“If Kris Rusch were sitting across from us right now, she would just shake her head and say I should have just started with a clean sheet,” I said to Lisa a few days ago. We were sitting in a pizza joint just off Thornydale and Tangerine. Lisa had asked me about the work I’ve been doing on this book of mine.
It’s a book I’ve been saying “won’t take more than a week or so to close up” about for about the last two months. And in truth it really shouldn’t be this hard. It’s a book I’ve been envisioning and working on for a long time, and a book that is comprised in part by three short stories I’ve had published by Analog. How hard can it be, eh? Just string ‘em together and be done with it, by God!
And, in fact, it’s a book I “finished” about three weeks ago.
Here’s the rub, though. Here’s the deal, the final truth—here’s the skinny, as it were.

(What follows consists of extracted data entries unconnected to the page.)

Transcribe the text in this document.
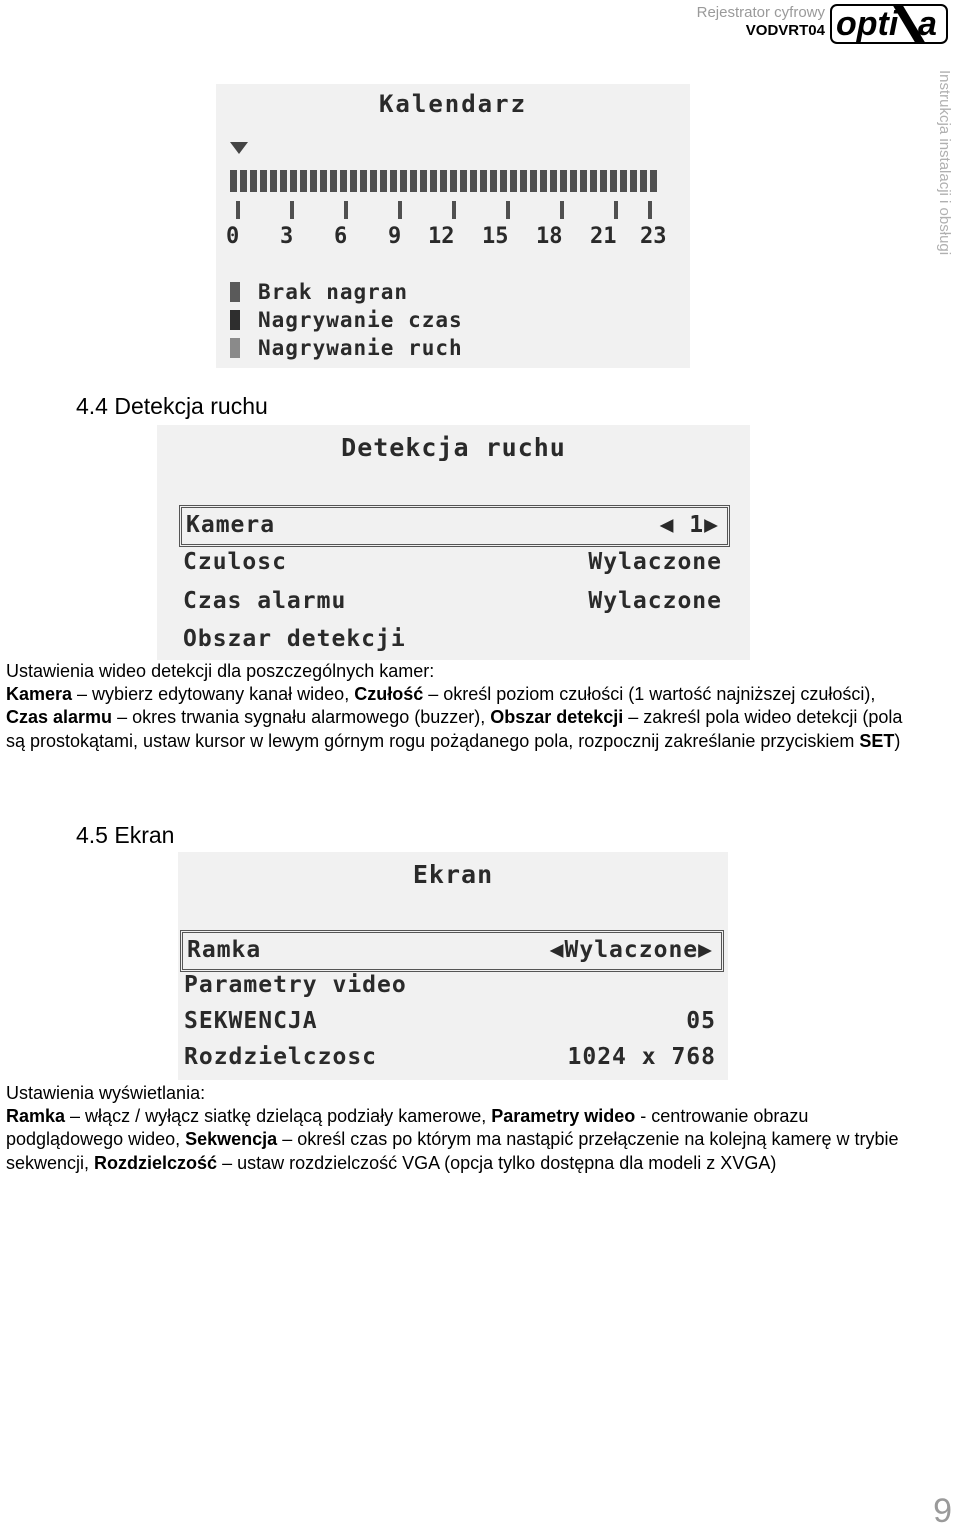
Rejestrator cyfrowy
VODVRT04 opti a
Instrukcja instalacji i obsługi
Kalendarz
0 3 6 9 12 15 18 21 23
Brak nagran
Nagrywanie czas
Nagrywanie ruch
4.4 Detekcja ruchu
Detekcja ruchu
Kamera	◀ 1▶
Czulosc	Wylaczone
Czas alarmu	Wylaczone
Obszar detekcji
Ustawienia wideo detekcji dla poszczególnych kamer:
Kamera – wybierz edytowany kanał wideo, Czułość – określ poziom czułości (1 wartość najniższej czułości), Czas alarmu – okres trwania sygnału alarmowego (buzzer), Obszar detekcji – zakreśl pola wideo detekcji (pola są prostokątami, ustaw kursor w lewym górnym rogu pożądanego pola, rozpocznij zakreślanie przyciskiem SET)
4.5 Ekran
Ekran
Ramka	◀Wylaczone▶
Parametry video
SEKWENCJA	05
Rozdzielczosc	1024 x 768
Ustawienia wyświetlania:
Ramka – włącz / wyłącz siatkę dzielącą podziały kamerowe, Parametry wideo - centrowanie obrazu podglądowego wideo, Sekwencja – określ czas po którym ma nastąpić przełączenie na kolejną kamerę w trybie sekwencji, Rozdzielczość – ustaw rozdzielczość VGA (opcja tylko dostępna dla modeli z XVGA)
9
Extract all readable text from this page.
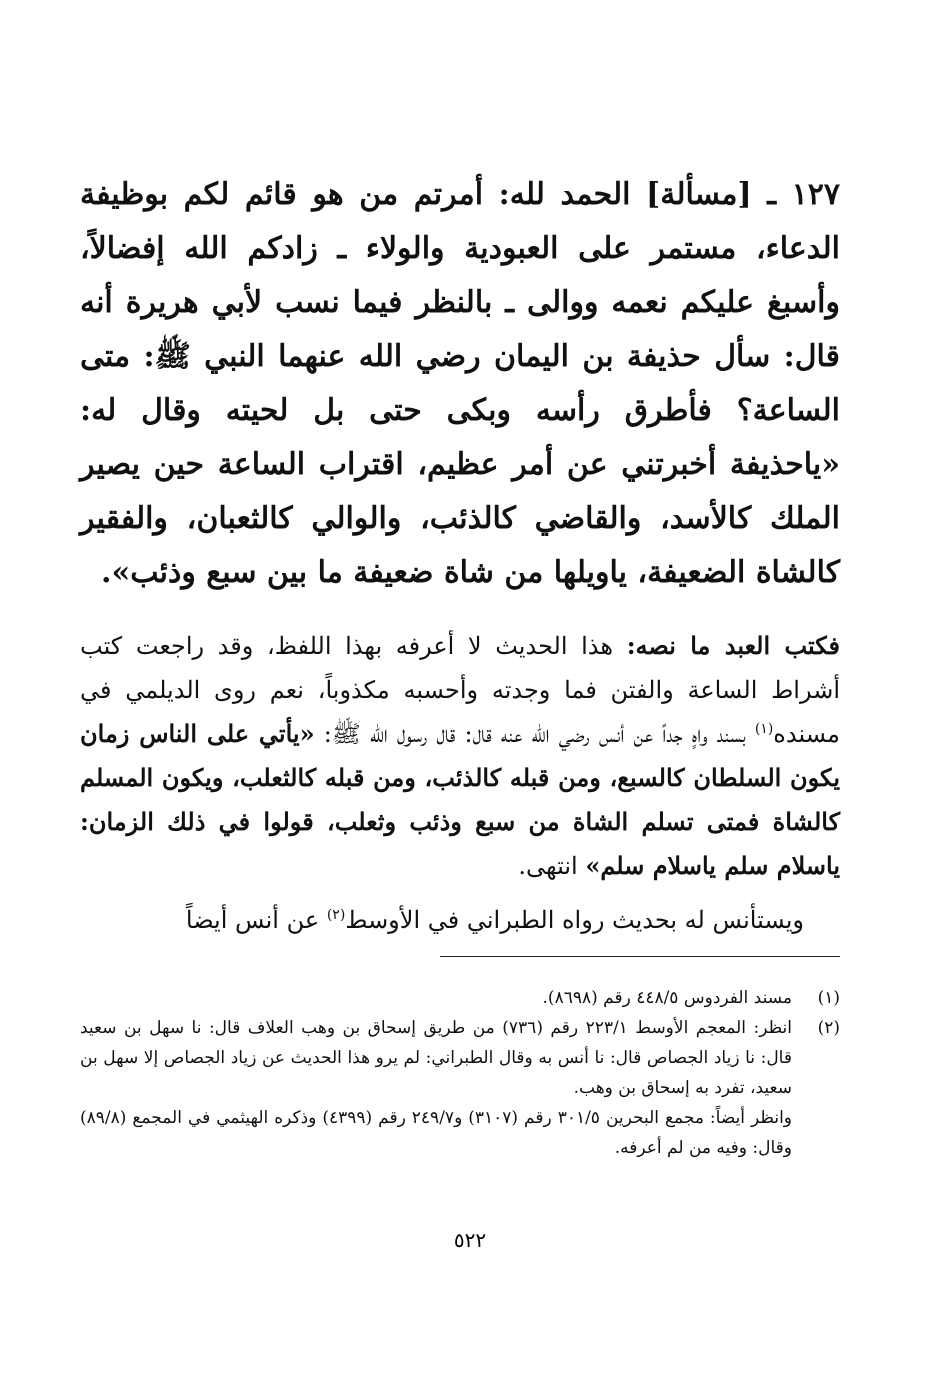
١٢٧ ـ [مسألة] الحمد لله: أمرتم من هو قائم لكم بوظيفة الدعاء، مستمر على العبودية والولاء ـ زادكم الله إفضالاً، وأسبغ عليكم نعمه ووالى ـ بالنظر فيما نسب لأبي هريرة أنه قال: سأل حذيفة بن اليمان رضي الله عنهما النبي ﷺ: متى الساعة؟ فأطرق رأسه وبكى حتى بل لحيته وقال له: «ياحذيفة أخبرتني عن أمر عظيم، اقتراب الساعة حين يصير الملك كالأسد، والقاضي كالذئب، والوالي كالثعبان، والفقير كالشاة الضعيفة، ياويلها من شاة ضعيفة ما بين سبع وذئب».

فكتب العبد ما نصه: هذا الحديث لا أعرفه بهذا اللفظ، وقد راجعت كتب أشراط الساعة والفتن فما وجدته وأحسبه مكذوباً، نعم روى الديلمي في مسنده$^{(١)}$ بسند واهٍ جداً عن أنس رضي الله عنه قال: قال رسول الله ﷺ: «يأتي على الناس زمان يكون السلطان كالسبع، ومن قبله كالذئب، ومن قبله كالثعلب، ويكون المسلم كالشاة فمتى تسلم الشاة من سبع وذئب وثعلب، قولوا في ذلك الزمان: ياسلام سلم ياسلام سلم» انتهى.

ويستأنس له بحديث رواه الطبراني في الأوسط$^{(٢)}$ عن أنس أيضاً

(١)
مسند الفردوس ٤٤٨/٥ رقم (٨٦٩٨).
(٢)
انظر: المعجم الأوسط ٢٢٣/١ رقم (٧٣٦) من طريق إسحاق بن وهب العلاف قال: نا سهل بن سعيد قال: نا زياد الجصاص قال: نا أنس به وقال الطبراني: لم يرو هذا الحديث عن زياد الجصاص إلا سهل بن سعيد، تفرد به إسحاق بن وهب.
وانظر أيضاً: مجمع البحرين ٣٠١/٥ رقم (٣١٠٧) و٢٤٩/٧ رقم (٤٣٩٩) وذكره الهيثمي في المجمع (٨٩/٨) وقال: وفيه من لم أعرفه.
٥٢٢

As I was finishing this thing up, I went to see Mary Doria Russell talk about her new book Epitaph. Along the way, she said that she needs to know what every character’s first fourteen years were like, because for her those 14 years serve the foundation upon which a character’s story rests. I let this filter through me as she went on, and as the chain reaction of my thoughts ran its course I knew I wasn’t done with this book. In fact, I knew exactly what was coming—essentially a full rewrite.
So, yes, I probably should have just dumped the manuscript and went back at it from a fresh blank page. But, f course, I didn’t. And right now I’m paying the price. The work it takes to rewrite a book like this is painstaking—it’s like rewiring a city’s entire power grid one block at a time. But I have to say that as each part emerges again, I find I like it more and more. Of course, when one block is done, I then have to go back in to the next block and do it all again—which is becoming mind-numbing in its own way.
The thing is gonna give me PTSD, I’m telling you…
Bottom line: A lot of writers I know (including me) will tell you there is really no one “right way” to complete a manuscript. But, I can report with the utmost sincerity that if there is a “wrong way” to complete a story, I’m 100% certain that finding the real root of your main characters after you’ve completed the story qualifies.